Sometimes, it's natural, I guess, to come down a few days. Let's just be real a minute. Every day can't possibly be Mary Poppins perfect, now can it? Some days I just want more time with my angels. And what I am needing the most, more alone time with my love. Not to mention, maybe a girls night out somewhere in there. And many days this week I would imagine...what would be like to not work and to live in a small beach cottage? What would it be like to walk around barefoot and in a tank top and shorts most days…sitting in a beach chair with my feet in the sand with a cold beer in my hand watching the kids make sand castles? What would it be like to call Mama and say come on up, I’m home alone with the kids. Let’s make cookies with them and watch Anne of Green Gables. There’s this thing called Food Network you’re going to love!! Just wait till I introduce you to Barefoot Contessa and Paula Deen. What would that be like? Not sure. But, it’s ok. I know I’m blessed. But sometimes, I just can’t help but wonder.

And then, while I am missing my love and my angels are fast asleep, I start looking back at pictures.


Jesse’s new big girl bed…or as she calls it, her “princess bed”. How excited I am about this stage in life and just imagining her sitting there…eventually with a telephone in hand and chatting with her girls. Giggle and laughter coming from her room while I remind her to finish her homework for sure.


These from her very first night in this new phase in life.

How much she is growing and how every day I see more and more of my Mom in her. Looks and personality. All of it. Realizing she is with me after all.


How much excitement she gets from a simple trip to the ice cream shop.

And Sprinkles! Simple things like Sprinkles just bring her so much joy.
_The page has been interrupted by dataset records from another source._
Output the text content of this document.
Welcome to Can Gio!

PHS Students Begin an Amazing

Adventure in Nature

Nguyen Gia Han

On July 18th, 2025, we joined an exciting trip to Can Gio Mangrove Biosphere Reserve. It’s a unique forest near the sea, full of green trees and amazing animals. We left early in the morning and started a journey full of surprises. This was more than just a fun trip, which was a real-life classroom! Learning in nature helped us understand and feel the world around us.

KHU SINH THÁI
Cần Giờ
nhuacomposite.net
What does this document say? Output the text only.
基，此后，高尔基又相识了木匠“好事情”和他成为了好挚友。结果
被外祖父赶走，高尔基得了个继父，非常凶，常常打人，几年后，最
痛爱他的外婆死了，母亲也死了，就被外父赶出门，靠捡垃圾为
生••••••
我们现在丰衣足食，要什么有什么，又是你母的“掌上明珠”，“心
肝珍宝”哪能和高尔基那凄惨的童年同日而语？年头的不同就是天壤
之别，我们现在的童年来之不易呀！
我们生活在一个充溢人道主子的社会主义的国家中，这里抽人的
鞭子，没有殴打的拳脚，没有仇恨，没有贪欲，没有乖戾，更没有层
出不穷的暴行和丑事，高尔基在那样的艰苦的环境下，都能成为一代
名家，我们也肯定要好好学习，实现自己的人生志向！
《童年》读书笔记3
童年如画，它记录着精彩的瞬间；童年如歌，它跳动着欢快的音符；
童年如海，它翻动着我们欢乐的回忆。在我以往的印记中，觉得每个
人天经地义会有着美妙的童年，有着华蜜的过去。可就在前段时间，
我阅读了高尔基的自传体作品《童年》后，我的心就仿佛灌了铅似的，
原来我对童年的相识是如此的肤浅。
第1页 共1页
And yet again, I am reminded of how very great it is. How great it is to see her actually reach for it tonight. It was grand.

Good Night Moon. Good Night Room. Good Night ungrateful thoughts. Hello Weekend.

1 comment:

  1. There is just not enough time. Working sucks.. I really miss out on so much and I HATE it... Girls night out cuts out on seeing your babies getting tucked in at night.. which is your highlight of your whole day! You (or I) miss out on so much during the day... how can you miss out tucking in too. Have you figured out our business plan yet? We need a business where you work 20 hours each week and I put in another 20 hours. Hmm.. now what can we do?